En juist bij het woord 'genieten' hoor je Schillemans kuchen. Ja, het klopt dat we voor maatwerk kiezen en afspreken dat het gemeenten en waterschappen vrij staat hoe ze hun wettelijke taken behalen - àls ze ze maar behalen. Even goede vrienden hoor, stelt Schillemans. Maar het is en blijft 'in the end' wel gewoon toezicht.

Bij dat 'genieten' moeten we ons dus geen tropisch strandtafereel voorstellen. Niemand deed dat ook. Toch vindt iedereen de nieuwe aanpak, die trouwens al weer een paar jaar oud is, een verademing. 

Ja, de provincie is uiteindelijk verantwoordelijk en vindt de manier waarop een waterschap of gemeenten de archieven bijvoorbeeld organiseert goed - of niet. Maar er is sinds de wijziging wel meer sprake van samenwerking. En de traditionele afvinklijstjes worden in overleg opgesteld, zodat ook iedereen weet wat de criteria zijn en daar zelf invloed op heeft. Vorig jaar hielden we een congres over dit onderwerp, interbestuurlijk toezicht. 

Woest aantrekkelijk

Toezicht. Het is niet het eerste waaraan ik denk als ik 's nachts wakker word. Want, toegegeven, woest aantrekkelijk of sexy is het niet. Maar het is wel belangrijk dat we het goed organiseren. Toezicht is wel nodig, want inwoners moeten erop kunnen vertrouwen dat de overheid volgens de regels werkt. Het is dus serieus werk.

We pakten het serieus aan en organiseerden vorig jaar een congres, waar iedereen op af kwam die in Nederland iets met dit onderwerp te maken heeft. Met onze manier van werken zijn we toch echt een soort gids in toezichtland. En nu, een jaar na dato, hebben we met dit onderzoek een actueel beeld van wat we er zelf ondertussen van vinden. Wat gaat goed en wat kan beter - zoiets.

Het kan natuurlijk zijn dat iedereen die de vragenlijst van Schillemans kreeg in dezelfde bubbel zit. En zich kan vinden in deze nieuwe aanpak, waarin de provincie met de ene gemeente net weer even andere afspraken maakt dan met de andere. Over zaken als archief- en organisatiebeheer, de omgevingswet, erfgoed en archeologie, of de huisvesting van vergunninghouders.

Bubbel met 'believers'

Vanwege die bubbel, stelt Schillemans, kreeg hij hier en daar de associatie met Noord-Koreaanse uitslagen. Maar gelukkig blijft hij een nuchtere wetenschapper. En dus stelt hij dat dit onderzoek geen formele evaluatie is. Evenmin biedt het objectief wetenschappelijk antwoord op de vraag of de Groninger aanpak als zodanig waardevol is en goed functioneert. Want een vragenlijst over dit heel specifieke onderwerp wordt volgens de hooggeleerde vaak ingevuld door ware 'believers' en deskundigen. 

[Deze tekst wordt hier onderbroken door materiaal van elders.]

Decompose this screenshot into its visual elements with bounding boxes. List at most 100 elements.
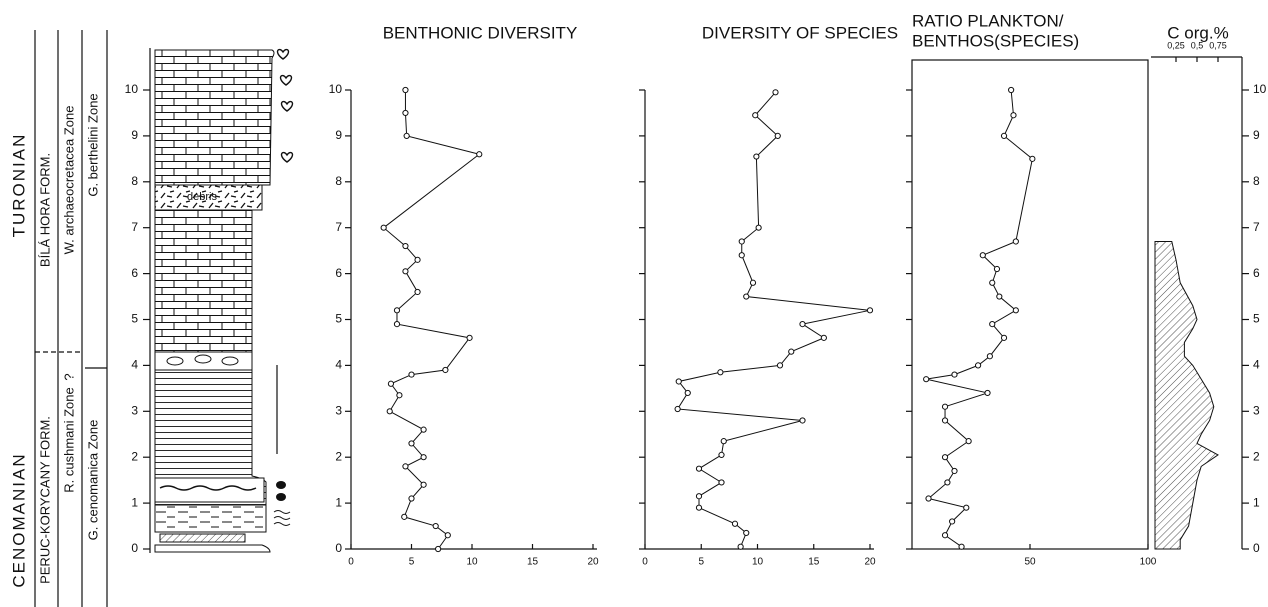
data-point [942,418,947,423]
data-point [945,480,950,485]
subzone-label: G. cenomanica Zone [85,420,100,541]
data-point [926,496,931,501]
data-point [753,113,758,118]
y-tick-label: 9 [335,128,342,142]
data-point [985,390,990,395]
data-point [990,280,995,285]
y-tick-label: 0 [335,541,342,555]
formation-label: BÍLÁ HORA FORM. [37,153,52,267]
profile-line [384,90,480,549]
data-point [1009,87,1014,92]
y-tick-label: 4 [131,358,138,372]
data-point [467,335,472,340]
data-point [867,308,872,313]
data-point [415,289,420,294]
y-tick-label: 0 [131,541,138,555]
data-point [821,335,826,340]
x-tick-label: 100 [1140,557,1157,568]
data-point [777,363,782,368]
x-tick-label: 5 [698,557,704,568]
y-tick-label: 3 [131,403,138,417]
data-point [1013,239,1018,244]
data-point [696,466,701,471]
data-point [409,496,414,501]
y-tick-label: 4 [1253,358,1260,372]
y-tick-label: 7 [131,220,138,234]
data-point [959,544,964,549]
data-point [739,239,744,244]
data-point [754,154,759,159]
data-point [980,253,985,258]
data-point [685,390,690,395]
data-point [997,294,1002,299]
y-tick-label: 0 [1253,541,1260,555]
y-tick-label: 6 [131,266,138,280]
zone-label: W. archaeocretacea Zone [61,106,76,255]
data-point [952,372,957,377]
data-point [388,381,393,386]
formation-label: PERUC-KORYCANY FORM. [37,416,52,584]
y-tick-label: 2 [335,449,342,463]
data-point [718,370,723,375]
data-point [721,439,726,444]
x-tick-label: 20 [587,557,599,568]
x-tick-label: 0,5 [1191,40,1204,50]
data-point [415,257,420,262]
y-tick-label: 1 [131,495,138,509]
data-point [403,87,408,92]
data-point [773,90,778,95]
y-tick-label: 9 [1253,128,1260,142]
x-tick-label: 15 [808,557,820,568]
chart-title: RATIO PLANKTON/ [912,11,1064,30]
x-tick-label: 15 [527,557,539,568]
y-tick-label: 8 [131,174,138,188]
y-tick-label: 1 [335,495,342,509]
data-point [942,533,947,538]
x-tick-label: 5 [409,557,415,568]
data-point [924,377,929,382]
y-tick-label: 5 [1253,312,1260,326]
data-point [775,133,780,138]
data-point [744,294,749,299]
y-tick-label: 3 [335,403,342,417]
x-tick-label: 20 [864,557,876,568]
data-point [800,321,805,326]
data-point [421,427,426,432]
y-tick-label: 6 [1253,266,1260,280]
data-point [436,546,441,551]
y-tick-label: 6 [335,266,342,280]
data-point [394,321,399,326]
y-tick-label: 2 [1253,449,1260,463]
data-point [387,409,392,414]
data-point [987,354,992,359]
data-point [676,379,681,384]
y-tick-label: 7 [1253,220,1260,234]
data-point [975,363,980,368]
y-tick-label: 3 [1253,403,1260,417]
y-tick-label: 5 [335,312,342,326]
data-point [404,133,409,138]
x-tick-label: 0 [642,557,648,568]
data-point [1013,308,1018,313]
data-point [1030,156,1035,161]
data-point [942,404,947,409]
stage-label: CENOMANIAN [9,452,28,587]
data-point [719,480,724,485]
x-tick-label: 0,25 [1167,40,1185,50]
data-point [1001,335,1006,340]
data-point [403,464,408,469]
data-point [403,243,408,248]
data-point [421,455,426,460]
boundary-mark: ? [61,373,76,380]
figure: 012345678910TURONIANCENOMANIANBÍLÁ HORA … [0,0,1268,607]
chart-title: BENTHOS(SPECIES) [912,31,1079,50]
zone-label: R. cushmani Zone [61,387,76,493]
data-point [445,533,450,538]
subzone-label: G. berthelini Zone [85,93,100,196]
x-tick-label: 0,75 [1209,40,1227,50]
stage-label: TURONIAN [9,133,28,238]
data-point [750,280,755,285]
y-tick-label: 4 [335,358,342,372]
x-tick-label: 10 [752,557,764,568]
profile-line [926,90,1032,547]
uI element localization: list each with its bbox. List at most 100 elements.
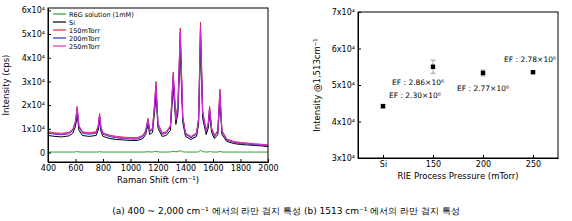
- error-bar-cap: [481, 70, 486, 71]
- tick-mark: [103, 159, 104, 162]
- line-chart: 40060080010001200140016001800200001x10⁴2…: [1, 6, 279, 185]
- tick-mark: [358, 158, 361, 159]
- tick-label: 4x10⁴: [22, 54, 45, 63]
- points-group: [381, 60, 536, 108]
- error-bar: [481, 70, 486, 76]
- tick: 5x10⁴: [22, 30, 51, 39]
- tick-mark: [213, 159, 214, 162]
- point: [531, 70, 535, 74]
- tick: 6x10⁴: [332, 45, 361, 54]
- legend-swatch: [53, 21, 66, 22]
- tick-mark: [358, 85, 361, 86]
- tick: 600: [68, 159, 83, 173]
- tick: Si: [380, 155, 387, 169]
- tick: 0: [40, 149, 51, 158]
- tick: 800: [96, 159, 111, 173]
- tick: 7x10⁴: [332, 8, 361, 17]
- annotation: EF : 2.30×10⁶: [389, 91, 441, 100]
- tick-label: 6x10⁴: [332, 45, 355, 54]
- tick-mark: [241, 159, 242, 162]
- tick-label: 4x10⁴: [332, 118, 355, 127]
- legend-entry: 250mTorr: [53, 43, 100, 51]
- tick-label: Si: [380, 160, 387, 169]
- tick-mark: [358, 12, 361, 13]
- legend-label: 250mTorr: [69, 43, 100, 51]
- plot-frame: [358, 12, 558, 158]
- scatter-chart: Si 150 200 250 3x10⁴ 4x10⁴ 5x10⁴ 6x10⁴ 7x10⁴ RIE …: [312, 8, 559, 181]
- series-line: [48, 26, 268, 146]
- tick-mark: [433, 155, 434, 158]
- tick-label: 200: [476, 160, 491, 169]
- tick-label: 1600: [203, 164, 223, 173]
- point: [431, 65, 435, 69]
- x-axis: 400 600 800 1000 1200 1400 1600 1800 2000: [41, 159, 279, 173]
- legend-label: 150mTorr: [69, 27, 100, 35]
- error-bar-cap: [431, 60, 436, 61]
- caption: (a) 400 ~ 2,000 cm⁻¹ 에서의 라만 검지 특성 (b) 15…: [112, 206, 460, 216]
- tick-mark: [186, 159, 187, 162]
- legend-entry: Si: [53, 19, 75, 27]
- tick-label: 5x10⁴: [22, 30, 45, 39]
- tick: 200: [476, 155, 491, 169]
- tick-mark: [131, 159, 132, 162]
- point: [481, 71, 485, 75]
- x-axis-title: RIE Process Pressure (mTorr): [397, 171, 518, 181]
- tick-label: 150: [426, 160, 441, 169]
- tick: 3x10⁴: [332, 154, 361, 163]
- tick-mark: [48, 58, 51, 59]
- y-axis-title: Intensity (cps): [1, 55, 11, 116]
- legend-label: R6G solution (1mM): [69, 11, 134, 19]
- tick: 2x10⁴: [22, 101, 51, 110]
- tick: 4x10⁴: [22, 54, 51, 63]
- tick: 1200: [148, 159, 168, 173]
- legend-swatch: [53, 45, 66, 46]
- tick-mark: [76, 159, 77, 162]
- tick-label: 3x10⁴: [22, 78, 45, 87]
- error-bar: [381, 104, 386, 108]
- legend-label: 200mTorr: [69, 35, 100, 43]
- tick-label: 5x10⁴: [332, 81, 355, 90]
- error-bar: [431, 60, 436, 73]
- tick-label: 0: [40, 149, 45, 158]
- tick-label: 250: [526, 160, 541, 169]
- y-axis: 3x10⁴ 4x10⁴ 5x10⁴ 6x10⁴ 7x10⁴: [332, 8, 361, 163]
- x-axis: Si 150 200 250: [359, 155, 559, 169]
- tick: 6x10⁴: [22, 6, 51, 15]
- axis-line: [48, 9, 49, 163]
- tick-label: 7x10⁴: [332, 8, 355, 17]
- series-line: [48, 150, 268, 152]
- tick-mark: [48, 105, 51, 106]
- legend: R6G solution (1mM)Si150mTorr200mTorr250m…: [53, 11, 134, 51]
- legend-entry: R6G solution (1mM): [53, 11, 134, 19]
- tick: 3x10⁴: [22, 78, 51, 87]
- tick-label: 1200: [148, 164, 168, 173]
- series-line: [48, 22, 268, 145]
- tick: 1800: [231, 159, 251, 173]
- tick-label: 2000: [258, 164, 278, 173]
- y-axis-title: Intensity @1,513cm⁻¹: [312, 38, 322, 131]
- tick-mark: [358, 122, 361, 123]
- annotation: EF : 2.78×10⁶: [504, 55, 556, 64]
- annotation: EF : 2.77×10⁶: [457, 84, 509, 93]
- tick-label: 1000: [121, 164, 141, 173]
- annotation: EF : 2.86×10⁶: [392, 78, 444, 87]
- y-axis: 01x10⁴2x10⁴3x10⁴4x10⁴5x10⁴6x10⁴: [22, 6, 51, 162]
- tick: 5x10⁴: [332, 81, 361, 90]
- tick: 150: [426, 155, 441, 169]
- tick: 1400: [176, 159, 196, 173]
- error-bar-cap: [431, 73, 436, 74]
- tick-mark: [48, 10, 51, 11]
- tick-mark: [483, 155, 484, 158]
- tick-label: 2x10⁴: [22, 101, 45, 110]
- x-axis-title: Raman Shift (cm⁻¹): [117, 175, 199, 185]
- point: [381, 104, 385, 108]
- legend-swatch: [53, 37, 66, 38]
- tick: 1600: [203, 159, 223, 173]
- tick-mark: [48, 153, 51, 154]
- tick-mark: [268, 159, 269, 162]
- tick-label: 1800: [231, 164, 251, 173]
- tick-label: 400: [41, 164, 56, 173]
- tick-mark: [158, 159, 159, 162]
- series-line: [48, 27, 268, 146]
- tick-mark: [48, 129, 51, 130]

Toch mogen we met een respons van 50 procent blij zijn. En de uitkomsten zijn valide. Ze bieden vaste grond onder de voeten voor conclusies, het trekken van grote lijnen en aanbevelingen, die Schillemans ons dan ook aan de hand doet.

Ik ben er blij mee, met dit overzichtelijke rapport. Inmiddels heb ik alle gemeenten en waterschappen een exemplaar toegestuurd. Hier kunnen we verder mee.